Regulus sees Sirius, laughing under the large beech tree beside the Lake with his friends. Regulus liked to sit under that tree, once. Before Sirius took that away too.
It's like they don't realise there's a war raging outside the boundaries of the castle. It's like they don't realise there's a war brewing inside. For all their careless so-called pranks and hexing of his friends — hexes that would be classed as very serious and bordering on dark magic if any Slytherins were caught using them, but no, because it's Perfect Potter and his merry band of Gryffindors they get away with a mild detention or a slap on the wrist — for all their prodding and goading and hurled insults they don't know. They don't understand. This isn't a game.
The war between these brothers has grown, mutated, spun out of control. It's no longer a matter of differing opinions (and their opinions on what really mattered hadn't been so different at all) or of differing values (again, not so different; Sirius had merely had the strength to value the family he chose over the one he was born into). Now, the war is The War.

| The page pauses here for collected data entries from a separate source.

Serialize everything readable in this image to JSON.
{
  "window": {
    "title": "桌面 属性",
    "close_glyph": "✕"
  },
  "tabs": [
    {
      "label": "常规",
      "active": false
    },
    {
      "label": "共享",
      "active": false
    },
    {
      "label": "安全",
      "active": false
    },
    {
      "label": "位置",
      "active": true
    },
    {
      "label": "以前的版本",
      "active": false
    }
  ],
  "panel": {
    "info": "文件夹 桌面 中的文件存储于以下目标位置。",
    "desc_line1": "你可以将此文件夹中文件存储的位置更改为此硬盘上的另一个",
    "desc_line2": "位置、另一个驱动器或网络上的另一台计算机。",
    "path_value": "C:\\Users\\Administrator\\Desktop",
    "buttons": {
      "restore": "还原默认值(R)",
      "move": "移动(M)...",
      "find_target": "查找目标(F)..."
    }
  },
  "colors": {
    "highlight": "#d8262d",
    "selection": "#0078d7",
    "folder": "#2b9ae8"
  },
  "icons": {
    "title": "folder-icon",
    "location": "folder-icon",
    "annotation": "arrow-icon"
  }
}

Regulus knows how this will end. He has seen Sirius and Potter lurking around the headmaster's office, whispering excitedly with that same gleam in their eyes that Evan still held whenever they were given a task or called for training. He knows about Dumbledore's resistance, knows that he, like the Dark Lord, has no qualms about sending teenagers into battle. About spilling magical blood for the cause that he believes is right.
Regulus knows that he will end up facing Sirius on the battlefield and that his brother — quicker, braver, less cautious than he — will undoubtably better him. Sirius had won any time they'd duelled in the past.
He just hopes that his mask will stay put, so that Sirius might not have to bear the shame of knowing what his little brother has become.